Katara si alzò, non riuscendo più a dissimulare la sua rabbia. Strinse i pugni e urlò. “Farei qualsiasi cosa per Zuko! E porterei in salvo entrambi! Non ci penserei un solo attimo!”
“Davvero?” la derise Mai, rivolgendole uno sguardo sprezzante. “Raccontami di quella volta in cui ti sei trovata nella mia posizione. La posizione di dover scegliere”.
Quelle parole colpirono Katara come una sberla.
La guaritrice rimase immobile per qualche tempo, poi si sedette di nuovo sulla sedia, gli occhi fissi sulla Signora del Fuoco. Ogni energia nel suo corpo sembrava essere scivolata via, come una chiazza di colore slavata dalle onde. L’immagine inquietò Mai, che ammutolì. Le due donne rimasero in silenzio a osservarsi, l’una di fronte all’altra. In Katara, la regina lesse la costernazione, e per la volta in vita sua ne rimase intimorita: istintivamente fece un passo indietro, colpita da quello sguardo disperato e angosciato.
Quando Katara rispose all’invettiva, le parole suonarono pesanti sulla sua lingua.

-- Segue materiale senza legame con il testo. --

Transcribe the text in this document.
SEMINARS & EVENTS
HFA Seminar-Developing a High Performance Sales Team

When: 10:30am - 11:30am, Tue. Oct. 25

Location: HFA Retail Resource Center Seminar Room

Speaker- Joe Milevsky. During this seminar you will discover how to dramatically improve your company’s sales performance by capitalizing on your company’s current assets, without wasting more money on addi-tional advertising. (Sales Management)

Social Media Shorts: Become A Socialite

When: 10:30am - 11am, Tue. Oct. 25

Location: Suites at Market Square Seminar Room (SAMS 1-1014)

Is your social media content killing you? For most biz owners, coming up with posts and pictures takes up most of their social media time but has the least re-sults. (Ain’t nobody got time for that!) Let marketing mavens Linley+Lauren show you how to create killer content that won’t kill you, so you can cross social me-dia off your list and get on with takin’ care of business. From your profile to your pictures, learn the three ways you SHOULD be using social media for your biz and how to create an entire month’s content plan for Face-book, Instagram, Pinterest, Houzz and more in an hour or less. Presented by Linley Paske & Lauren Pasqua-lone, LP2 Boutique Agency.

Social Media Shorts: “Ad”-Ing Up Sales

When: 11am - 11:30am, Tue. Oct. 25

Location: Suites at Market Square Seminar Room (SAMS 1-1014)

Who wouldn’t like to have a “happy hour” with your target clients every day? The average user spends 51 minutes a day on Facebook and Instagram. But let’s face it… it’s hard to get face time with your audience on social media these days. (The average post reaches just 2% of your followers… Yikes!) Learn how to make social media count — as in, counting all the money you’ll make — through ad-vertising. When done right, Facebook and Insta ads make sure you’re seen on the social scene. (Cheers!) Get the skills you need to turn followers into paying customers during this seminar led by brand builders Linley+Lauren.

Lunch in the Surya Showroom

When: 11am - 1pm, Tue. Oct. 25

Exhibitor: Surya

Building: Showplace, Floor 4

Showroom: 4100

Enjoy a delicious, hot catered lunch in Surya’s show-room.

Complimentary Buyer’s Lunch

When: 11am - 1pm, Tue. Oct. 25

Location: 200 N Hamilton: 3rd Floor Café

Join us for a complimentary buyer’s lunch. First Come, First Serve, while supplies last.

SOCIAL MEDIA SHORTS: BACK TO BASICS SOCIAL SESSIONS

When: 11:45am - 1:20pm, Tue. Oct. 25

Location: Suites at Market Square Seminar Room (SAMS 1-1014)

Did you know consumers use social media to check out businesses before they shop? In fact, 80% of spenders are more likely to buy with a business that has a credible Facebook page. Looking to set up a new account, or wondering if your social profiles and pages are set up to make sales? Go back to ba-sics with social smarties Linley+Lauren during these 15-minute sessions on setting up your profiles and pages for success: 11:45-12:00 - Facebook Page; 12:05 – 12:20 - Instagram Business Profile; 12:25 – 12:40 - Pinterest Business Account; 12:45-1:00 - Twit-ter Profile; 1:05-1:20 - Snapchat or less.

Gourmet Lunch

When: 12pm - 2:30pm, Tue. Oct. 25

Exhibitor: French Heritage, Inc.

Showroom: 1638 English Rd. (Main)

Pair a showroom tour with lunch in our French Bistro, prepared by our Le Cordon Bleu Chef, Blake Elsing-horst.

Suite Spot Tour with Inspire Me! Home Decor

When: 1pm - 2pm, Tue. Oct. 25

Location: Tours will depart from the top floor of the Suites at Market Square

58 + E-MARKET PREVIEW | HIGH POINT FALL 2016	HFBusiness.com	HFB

“Tu non hai conosciuto la mia guerra”.
La sua guerra. Mai inspirò, forse rendendosi conto solo in quel momento di quello che era appena successo. Sul suo viso era sbocciata una nota di vergogna mista ad apprensione, ma non disse niente, e si lasciò scivolare addosso le parole di Katara come un secchio di acqua gelida.
“Vai a dormire, Mai.”
La regina si mosse rapida verso l’uscita della stanza e imboccò il corridoio ad ampie falcate, senza voltarsi indietro nemmeno una volta.